Ik wring me overeind, vastberaden een argeloze voorbijganger ervan te overtuigen niet in het schootsveld van een verborgen camera te wandelen, maar dat ik toch echt opgesloten zit. Omhooggekomen kijk ik recht in een paar bebrilde ogen. Niet bedacht op deze ontmoeting zet ik van schrik een stap achteruit. Een van de plankjes snijdt gemeen in mijn nek. Au, jackpot!
De bejaarde man zet zijn bril op het puntje van zijn neus en bekijkt aandachtig het hout aan de andere kant van de deur.
‘Och meneer, kunt u me misschien helpen?’ zucht ik opgelucht.
‘Helpen? Maar ik werk hier niet mevrouwtje.’ Zijn adem blaast een witte waas op het raampje.
‘Nee, nee, dat snap ik. Maar ik was net een kiekeboe-spelletje met mijn zoontje aan het doen in deze kast en……...’
‘Een verdomd mooi kastje, hoor.’ Goedkeurend laat hij zijn hand langs de deurstijlen glijden. Mijn blik valt op de prop watten in zijn linkeroor, eromheen een corona van gele smurrie.
‘Ja, ja dat is het zeker, maar nu is de klink in het slot gevallen.

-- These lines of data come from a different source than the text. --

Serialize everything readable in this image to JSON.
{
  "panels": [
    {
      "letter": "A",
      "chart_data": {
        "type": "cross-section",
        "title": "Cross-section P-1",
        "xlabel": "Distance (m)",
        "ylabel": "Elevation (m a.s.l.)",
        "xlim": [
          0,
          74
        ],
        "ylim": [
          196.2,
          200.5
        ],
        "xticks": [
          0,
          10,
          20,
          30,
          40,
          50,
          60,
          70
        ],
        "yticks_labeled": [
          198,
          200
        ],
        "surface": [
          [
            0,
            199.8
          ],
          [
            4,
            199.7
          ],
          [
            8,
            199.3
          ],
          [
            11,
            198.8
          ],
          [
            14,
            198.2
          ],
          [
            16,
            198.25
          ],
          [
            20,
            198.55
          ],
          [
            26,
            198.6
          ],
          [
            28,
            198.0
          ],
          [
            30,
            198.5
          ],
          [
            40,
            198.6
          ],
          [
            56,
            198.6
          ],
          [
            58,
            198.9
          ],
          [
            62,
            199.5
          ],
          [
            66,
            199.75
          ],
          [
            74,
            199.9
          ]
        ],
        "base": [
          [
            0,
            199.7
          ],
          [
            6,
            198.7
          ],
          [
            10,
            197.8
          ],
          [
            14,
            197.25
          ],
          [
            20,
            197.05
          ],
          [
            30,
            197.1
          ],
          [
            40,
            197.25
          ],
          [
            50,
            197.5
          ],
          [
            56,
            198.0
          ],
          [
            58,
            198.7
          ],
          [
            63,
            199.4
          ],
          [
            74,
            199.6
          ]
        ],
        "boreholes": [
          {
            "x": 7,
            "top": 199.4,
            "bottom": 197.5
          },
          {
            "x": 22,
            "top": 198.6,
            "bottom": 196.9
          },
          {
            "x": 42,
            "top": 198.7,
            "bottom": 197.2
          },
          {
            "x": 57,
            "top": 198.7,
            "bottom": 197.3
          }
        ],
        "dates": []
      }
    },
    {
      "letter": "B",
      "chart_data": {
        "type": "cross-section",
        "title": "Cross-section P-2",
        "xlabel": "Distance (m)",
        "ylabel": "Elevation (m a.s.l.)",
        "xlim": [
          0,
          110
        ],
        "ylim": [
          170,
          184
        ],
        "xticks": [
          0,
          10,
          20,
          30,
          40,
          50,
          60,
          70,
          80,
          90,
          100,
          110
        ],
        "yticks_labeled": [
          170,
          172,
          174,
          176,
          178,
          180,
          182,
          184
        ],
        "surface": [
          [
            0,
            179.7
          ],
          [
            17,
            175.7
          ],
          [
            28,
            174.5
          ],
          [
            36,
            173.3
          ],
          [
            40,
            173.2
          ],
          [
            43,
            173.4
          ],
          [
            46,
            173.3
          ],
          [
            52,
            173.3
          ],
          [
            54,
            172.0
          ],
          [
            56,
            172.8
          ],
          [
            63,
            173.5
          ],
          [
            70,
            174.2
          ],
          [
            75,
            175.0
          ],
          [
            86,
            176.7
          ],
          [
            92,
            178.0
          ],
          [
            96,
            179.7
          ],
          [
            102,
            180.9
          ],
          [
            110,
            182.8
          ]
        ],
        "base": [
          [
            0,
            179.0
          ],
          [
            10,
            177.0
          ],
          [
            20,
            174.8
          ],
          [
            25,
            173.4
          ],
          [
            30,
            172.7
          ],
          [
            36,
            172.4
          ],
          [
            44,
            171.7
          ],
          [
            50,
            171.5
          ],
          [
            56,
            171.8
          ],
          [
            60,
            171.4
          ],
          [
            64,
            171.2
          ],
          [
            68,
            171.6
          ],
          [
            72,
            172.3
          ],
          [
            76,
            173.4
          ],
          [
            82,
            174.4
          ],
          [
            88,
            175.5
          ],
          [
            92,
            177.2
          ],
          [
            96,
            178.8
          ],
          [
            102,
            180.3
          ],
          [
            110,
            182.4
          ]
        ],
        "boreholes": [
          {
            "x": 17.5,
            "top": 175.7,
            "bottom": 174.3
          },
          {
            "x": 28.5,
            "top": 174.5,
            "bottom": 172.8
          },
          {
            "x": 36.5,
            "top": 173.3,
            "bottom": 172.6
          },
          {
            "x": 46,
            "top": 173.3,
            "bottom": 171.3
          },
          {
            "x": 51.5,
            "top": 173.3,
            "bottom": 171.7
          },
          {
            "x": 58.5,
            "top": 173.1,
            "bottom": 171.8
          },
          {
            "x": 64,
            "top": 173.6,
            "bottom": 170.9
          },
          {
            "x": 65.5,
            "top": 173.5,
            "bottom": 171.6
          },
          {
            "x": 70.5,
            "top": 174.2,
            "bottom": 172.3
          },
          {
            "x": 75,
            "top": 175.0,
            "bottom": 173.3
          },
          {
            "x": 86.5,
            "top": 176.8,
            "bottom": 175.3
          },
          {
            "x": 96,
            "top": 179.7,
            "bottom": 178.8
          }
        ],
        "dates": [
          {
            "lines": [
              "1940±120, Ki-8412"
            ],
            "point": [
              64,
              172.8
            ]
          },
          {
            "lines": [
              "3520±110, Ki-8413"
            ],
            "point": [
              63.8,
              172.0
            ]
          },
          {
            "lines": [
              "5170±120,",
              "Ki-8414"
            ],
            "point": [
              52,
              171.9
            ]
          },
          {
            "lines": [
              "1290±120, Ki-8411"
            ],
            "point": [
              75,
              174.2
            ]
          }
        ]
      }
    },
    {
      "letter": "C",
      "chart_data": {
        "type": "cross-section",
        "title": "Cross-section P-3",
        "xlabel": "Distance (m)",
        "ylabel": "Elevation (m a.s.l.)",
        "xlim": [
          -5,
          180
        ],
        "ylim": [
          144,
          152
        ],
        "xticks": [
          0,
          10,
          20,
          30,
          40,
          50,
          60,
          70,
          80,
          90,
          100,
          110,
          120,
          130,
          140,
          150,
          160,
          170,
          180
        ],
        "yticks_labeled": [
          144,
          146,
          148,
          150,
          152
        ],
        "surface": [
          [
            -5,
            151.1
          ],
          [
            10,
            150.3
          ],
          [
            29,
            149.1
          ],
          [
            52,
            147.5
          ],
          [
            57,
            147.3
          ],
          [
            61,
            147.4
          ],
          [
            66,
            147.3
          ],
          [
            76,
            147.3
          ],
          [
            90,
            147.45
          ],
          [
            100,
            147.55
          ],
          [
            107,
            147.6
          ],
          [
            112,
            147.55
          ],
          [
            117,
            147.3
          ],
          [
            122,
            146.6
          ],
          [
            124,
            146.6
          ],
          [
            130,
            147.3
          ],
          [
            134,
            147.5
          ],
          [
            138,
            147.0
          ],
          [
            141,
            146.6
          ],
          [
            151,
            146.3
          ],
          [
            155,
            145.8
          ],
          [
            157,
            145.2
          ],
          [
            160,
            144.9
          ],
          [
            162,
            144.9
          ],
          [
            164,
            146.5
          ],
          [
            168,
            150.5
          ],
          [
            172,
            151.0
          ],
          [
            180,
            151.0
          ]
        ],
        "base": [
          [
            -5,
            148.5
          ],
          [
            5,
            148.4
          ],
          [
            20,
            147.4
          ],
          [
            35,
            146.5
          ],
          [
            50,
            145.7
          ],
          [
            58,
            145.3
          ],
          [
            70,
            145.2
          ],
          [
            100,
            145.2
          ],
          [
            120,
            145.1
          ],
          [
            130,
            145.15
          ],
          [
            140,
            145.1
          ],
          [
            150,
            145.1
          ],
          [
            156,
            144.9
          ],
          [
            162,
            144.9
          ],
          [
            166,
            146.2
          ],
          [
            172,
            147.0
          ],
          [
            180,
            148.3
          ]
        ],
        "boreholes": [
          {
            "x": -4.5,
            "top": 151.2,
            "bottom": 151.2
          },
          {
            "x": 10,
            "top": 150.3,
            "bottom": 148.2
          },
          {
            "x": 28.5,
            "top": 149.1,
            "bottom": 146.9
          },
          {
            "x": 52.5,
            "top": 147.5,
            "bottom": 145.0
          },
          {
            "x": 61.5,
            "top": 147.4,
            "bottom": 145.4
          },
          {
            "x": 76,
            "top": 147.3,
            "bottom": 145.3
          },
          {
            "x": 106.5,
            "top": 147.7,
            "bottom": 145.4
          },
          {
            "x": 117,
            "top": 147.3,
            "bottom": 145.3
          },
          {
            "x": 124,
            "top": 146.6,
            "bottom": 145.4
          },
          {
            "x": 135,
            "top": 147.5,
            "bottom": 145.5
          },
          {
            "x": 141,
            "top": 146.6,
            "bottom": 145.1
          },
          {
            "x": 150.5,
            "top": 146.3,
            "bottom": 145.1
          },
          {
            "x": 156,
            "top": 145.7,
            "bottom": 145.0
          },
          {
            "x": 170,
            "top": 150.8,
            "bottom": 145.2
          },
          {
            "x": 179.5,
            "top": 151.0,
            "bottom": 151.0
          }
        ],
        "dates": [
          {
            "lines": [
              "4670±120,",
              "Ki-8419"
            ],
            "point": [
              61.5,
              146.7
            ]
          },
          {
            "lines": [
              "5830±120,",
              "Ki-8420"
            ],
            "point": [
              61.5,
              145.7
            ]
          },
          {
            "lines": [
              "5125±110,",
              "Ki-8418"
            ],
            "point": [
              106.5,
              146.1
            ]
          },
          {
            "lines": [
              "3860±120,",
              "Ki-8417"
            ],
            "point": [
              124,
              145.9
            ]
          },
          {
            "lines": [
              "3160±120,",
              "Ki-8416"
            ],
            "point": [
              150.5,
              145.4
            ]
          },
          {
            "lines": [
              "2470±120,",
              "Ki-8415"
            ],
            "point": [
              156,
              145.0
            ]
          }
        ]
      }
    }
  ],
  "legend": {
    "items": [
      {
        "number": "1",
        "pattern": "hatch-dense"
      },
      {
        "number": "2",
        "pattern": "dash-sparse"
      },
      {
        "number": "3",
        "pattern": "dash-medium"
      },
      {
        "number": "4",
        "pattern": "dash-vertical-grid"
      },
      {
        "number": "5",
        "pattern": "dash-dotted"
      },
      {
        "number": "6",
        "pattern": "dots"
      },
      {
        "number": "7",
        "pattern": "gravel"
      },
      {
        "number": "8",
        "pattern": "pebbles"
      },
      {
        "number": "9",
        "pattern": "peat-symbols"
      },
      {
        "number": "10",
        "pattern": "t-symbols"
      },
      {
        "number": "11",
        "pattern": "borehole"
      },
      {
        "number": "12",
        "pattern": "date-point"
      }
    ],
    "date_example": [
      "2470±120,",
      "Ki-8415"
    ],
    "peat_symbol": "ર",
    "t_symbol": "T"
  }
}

Mijn kind loopt daar ergens rond…’
‘Deze zou ik precies in een hoekje van mijn tuin weg kunnen zetten.’
‘Ja, daar zijn ze ook voor bedoeld,’ verzucht ik, ‘maar ik zou toch echt eindelijk eens uit deze kast willen. De klink kreeg ik net al af, maar er moet nog ergens een schuif zitten. Daaronder misschien……’
‘Tja, weet u, mijn vrouw vond dat ik eens iets moest aanschaffen om mijn tuinspullen in op te bergen. Ik tuinier graag, maar ik ben de laatste tijd geregeld van alles kwijt. Is deze geïnterneerd?’
‘Geïmpregneerd bedoelt u? Ja, ik denk het wel.’ Ondertussen probeer ik om de man heen te kijken in de hoop mijn zoontje voorbij te zien dribbelen.
‘Wat zegt u?’ vraagt hij, terwijl hij zijn goede oor naar me toedraait.
‘Geïmpregneerd,’ herhaal ik kortaf.
‘Maar dat is toch giftig?’
‘Tja, zolang u er maar niet aan likt,’ lach ik nerveus.
‘Waarom zou ik eraan likken?’ reageert hij geïrriteerd.
‘Het was maar een grapje meneer. Ik wil gewoon uit deze kast en…..’
‘Rare opmerking, hoor. Alsof ik aan een tuinkast zou gaan likken,’ prevelt hij door, ‘U weet niet zoveel van tuinkasten, hé? Werkt u zeker nog maar net hier?’
‘Hè? Nee, ik werk hier niet, meneer. Ik ben net als u een klant. Laat me nu alstublieft uit deze kast, zodat ik mijn zoontje kan gaan zoeken.’
De prop watten zorgt ervoor dat mijn woorden niet tot hem doordringen.
‘Boeken? Nee hoor, mijn boeken blijven binnen in de huiskamer.’
‘Zoeken, zei ik. Zoeken!’
‘Die plankjes zijn toch bedoeld om potten en zaden enzovoorts op te zetten? Hoeveel zijn het er eigenlijk?’
Het duurt enkele seconden voordat ik me realiseer dat ik daadwerkelijk de plankjes aan het tellen ben. ‘4 meneer, uh, nee…uh 5.
‘Hoeveel nu, mevrouw, 4 of 5?’
Een tsunami van
woede rolt vanuit mijn maagstreek mijn keel uit wanneer ik merk dat mijn met
wijsvinger nog een keer de planken tel. En er is geen weerhouden meer aan.
‘Ach vent, wat kan mij het nu schelen hoeveel plankjes er in zitten!’ schreeuw ik en mijn speeksel sproeit tegen het venstertje, ‘Of de boel geïmpregneerd, geïnterneerd of geïdealiseerd is. Voor mijn part probeert u er uw fiets in te parkeren en zet u er mettertijd de urn met de as van uw vrouw in. Ik wil hier godverdomme alleen maar uit!’
Straaltjes zweet lopen langs mijn nek. Ik laat er mijn hand langs glijden en staar hijgend in het gezicht van de man. Hij kijkt me ontzet aan.
‘Nog nooit ben ik in een winkel zo onbeschoft behandeld als door u.’ Zijn rimpelige wijsvinger zwaait in de lucht. ‘Ik ga mijn beklag doen bij uw baas. Uh… Nee, nee, of beter nog. Ik….ik….ik ga mooi naar uw concurrent,’ stottert hij.
Mijn excuses en smeekbeden gonzen door de tuinkast als de man mij demonstratief zijn pusoor toekeert en wegloopt.